Yo quería recitarte mis poemas.
Los llevaba escondidos bajo la blusa de lino.
Tú llevabas los tuyos guardados
en una bandolera de pana marrón muy gastada.
Éramos jóvenes como niños.
Éramos tanto el uno como el otro sólo flores
en aquel venturoso momento de la tarde.
Pero nuestros pétalos sólo estaban enhebrados.
Al subir los doscientos siete altos escalones
de la torre campanario de nuestra catedral,
cantábamos y reíamos sin remisión alguna.
Yo me iba apropiando de tus pisadas
en una mínima excursión a las alturas.
Total, cincuenta y un metros no son nada.
Una parada entre las transparencias
y las delgadas luces que el atardecer dejaba,
nos regalaba la infinitud del Universo.
El Universo era tan nuestro como el amor.
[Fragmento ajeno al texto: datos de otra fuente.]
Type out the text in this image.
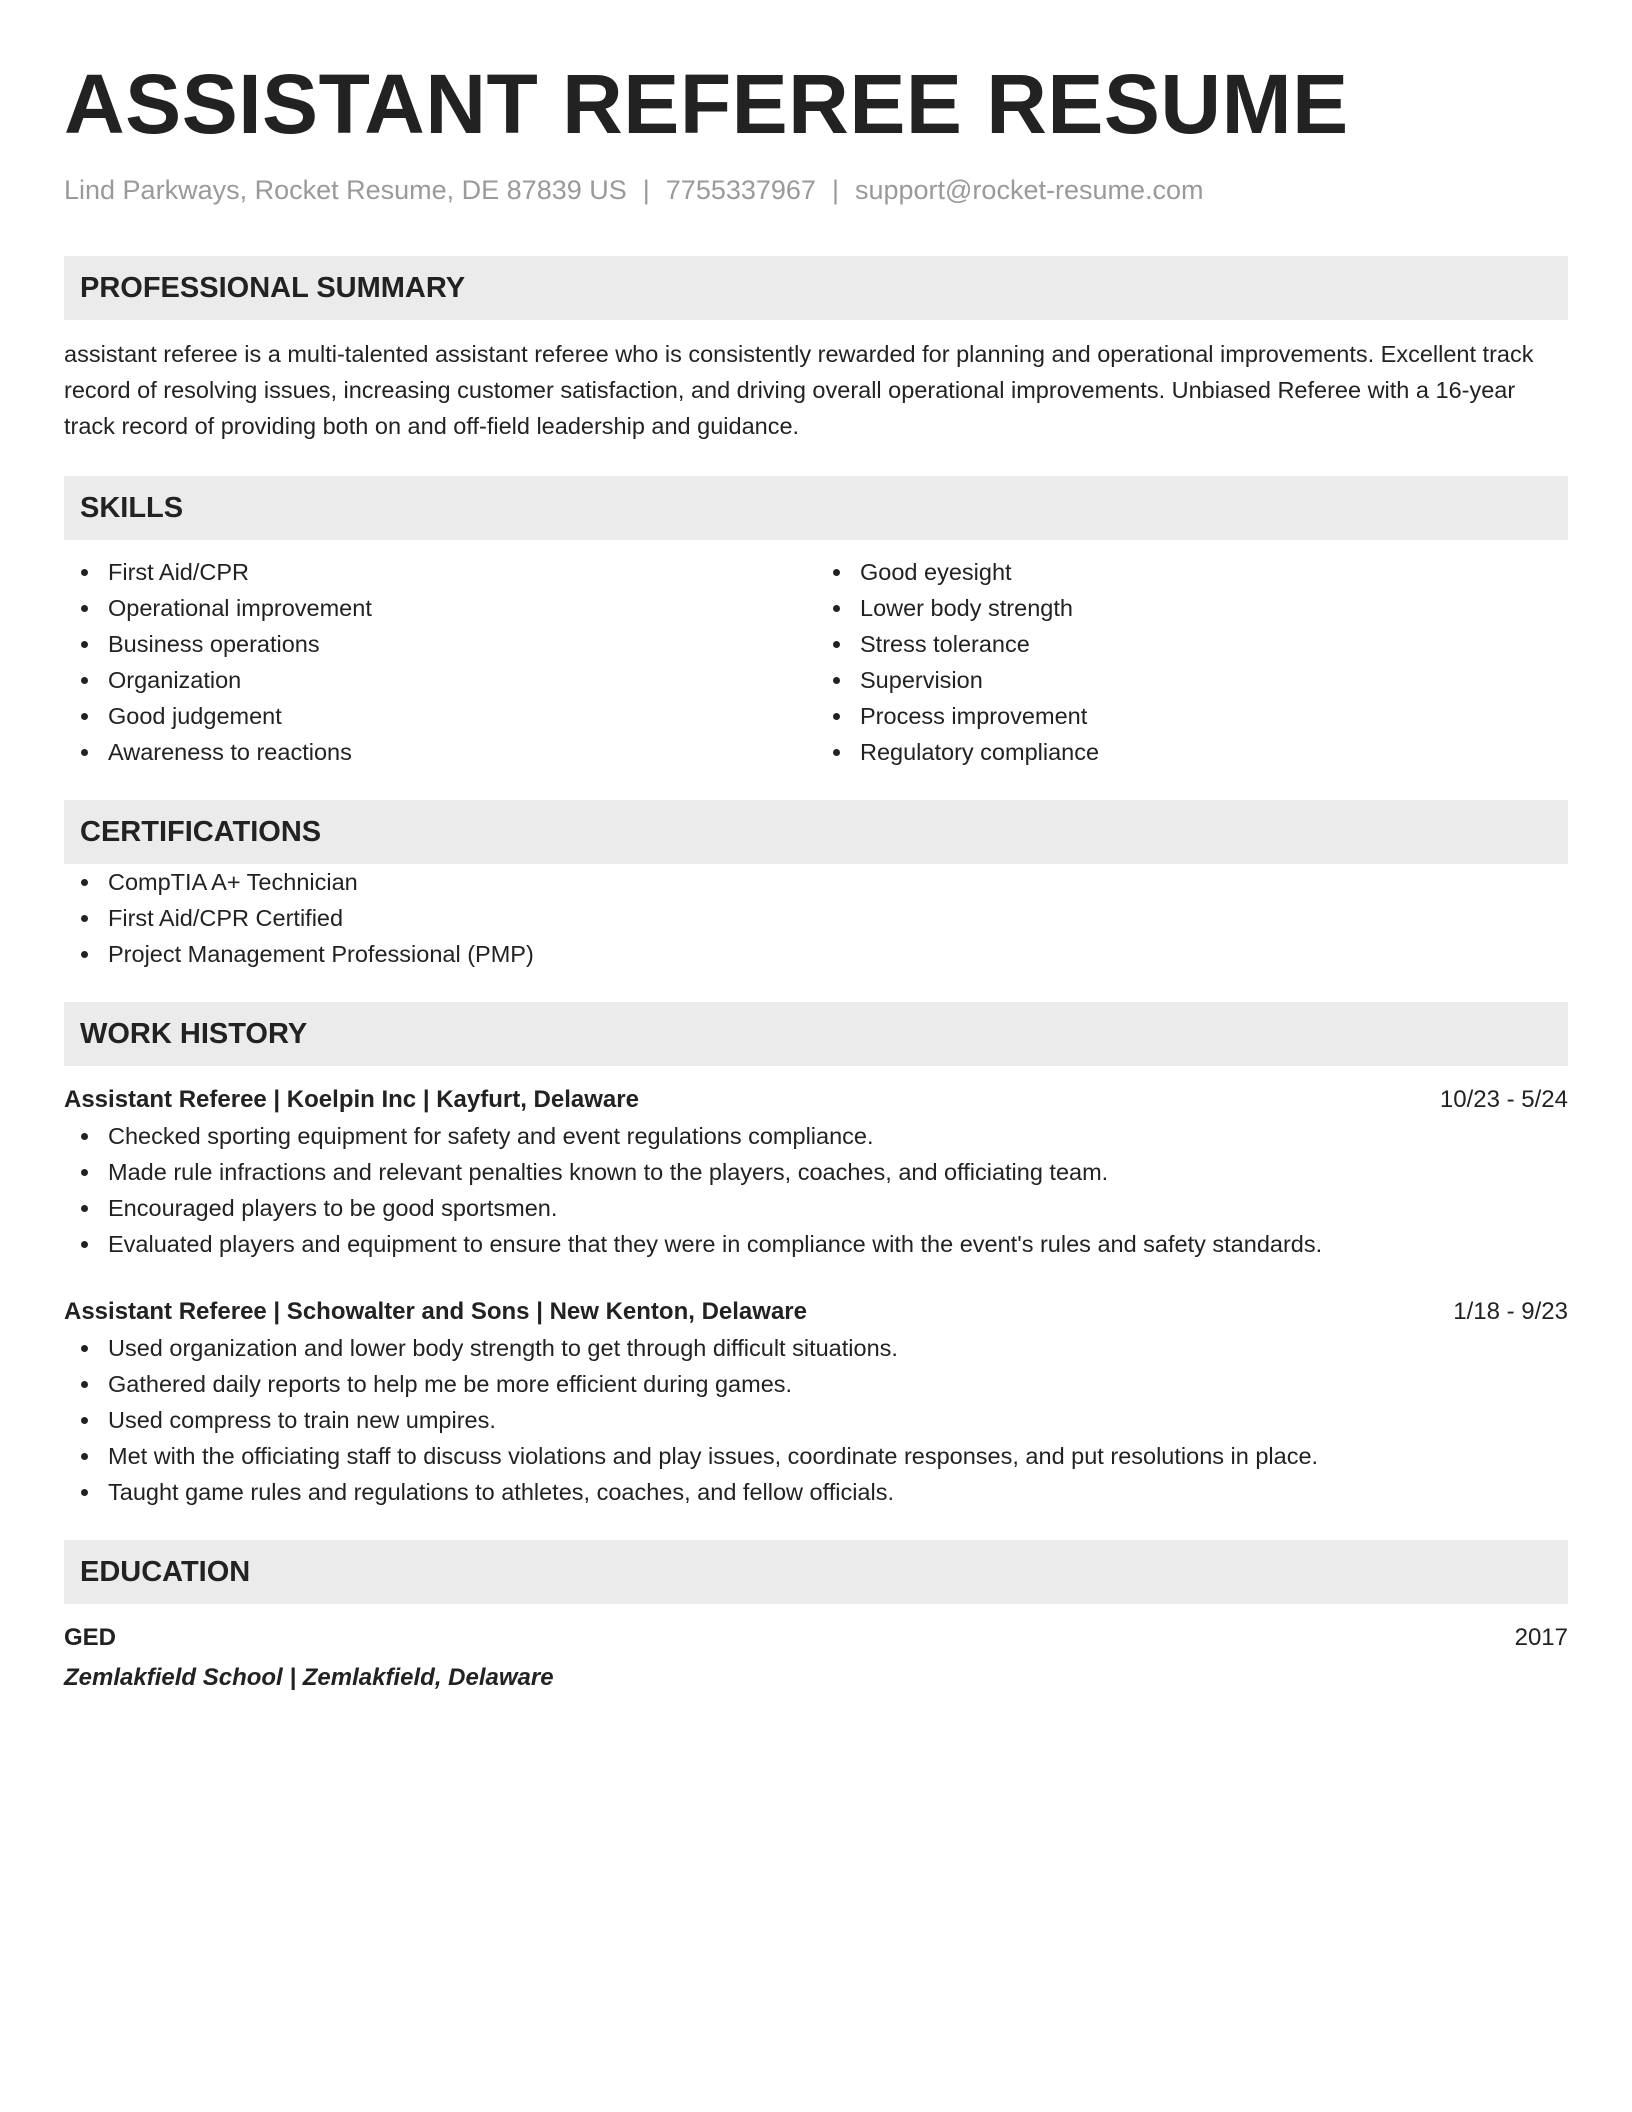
ASSISTANT REFEREE RESUME
Lind Parkways, Rocket Resume, DE 87839 US | 7755337967 | support@rocket-resume.com
PROFESSIONAL SUMMARY

assistant referee is a multi-talented assistant referee who is consistently rewarded for planning and operational improvements. Excellent track record of resolving issues, increasing customer satisfaction, and driving overall operational improvements. Unbiased Referee with a 16-year track record of providing both on and off-field leadership and guidance.

SKILLS
First Aid/CPR
Operational improvement
Business operations
Organization
Good judgement
Awareness to reactions
Good eyesight
Lower body strength
Stress tolerance
Supervision
Process improvement
Regulatory compliance
CERTIFICATIONS
CompTIA A+ Technician
First Aid/CPR Certified
Project Management Professional (PMP)
WORK HISTORY
Assistant Referee | Koelpin Inc | Kayfurt, Delaware	10/23 - 5/24
Checked sporting equipment for safety and event regulations compliance.
Made rule infractions and relevant penalties known to the players, coaches, and officiating team.
Encouraged players to be good sportsmen.
Evaluated players and equipment to ensure that they were in compliance with the event's rules and safety standards.
Assistant Referee | Schowalter and Sons | New Kenton, Delaware	1/18 - 9/23
Used organization and lower body strength to get through difficult situations.
Gathered daily reports to help me be more efficient during games.
Used compress to train new umpires.
Met with the officiating staff to discuss violations and play issues, coordinate responses, and put resolutions in place.
Taught game rules and regulations to athletes, coaches, and fellow officials.
EDUCATION
GED	2017
Zemlakfield School | Zemlakfield, Delaware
Cuando llegamos al mirador,
que daba a la ciudad entera,
que daba al mar y a las montañas,
que daba al mundo,
que daba al cielo,
abriste la bandolera de pana marrón muy gastada.
Tus poemas eran fórmulas matemáticas
y esquemas de cómo construir un aeroplano.
Yo había dejado mis versos en el pecho,
bajo la blusa de lino,
sujetados con el poder del pensamiento,
cogidos todos con un alfiler sin punta.
Allí quedaron cada uno de ellos sin decirse.
No necesitaba mirto ni rosas.
No requería de cítara ninguna.
Tú entendías de la vida a tu manera:
lo hacías con tu cabeza previsora y organizada.
Me hablabas de las propiedades de los números complejos
y de la fórmula de Euler.
Yo imaginaba, conjeturaba, recordaba,
daba vueltas sobre un eje que me hacía vulnerable.
Me arrimaba a la realidad de una existencia
que comenzaba a ensancharse.
Pero ambos seguíamos siendo niños.
Fuimos niños durante mucho tiempo.
Fuimos flores durante muchas primaveras.
Y fuimos los amantes del mirador.
No mentíamos, pero nos equivocábamos.
Sin que pasara ni un instante
desde que el tiempo vino a provocarnos,
la angosta escalera nos devolvía a las calles.
Ideé una tijera de oro para recortar un poema
y te dije que la luna era una paloma.
Tú me hablaste de física cuántica.
Íbamos cogidos de la mano.
Cantábamos con entonaciones distintas.
Éramos niños.
Éramos flores.
No volvimos a subir la escalera de caracol
de la torre campanario de nuestra catedral.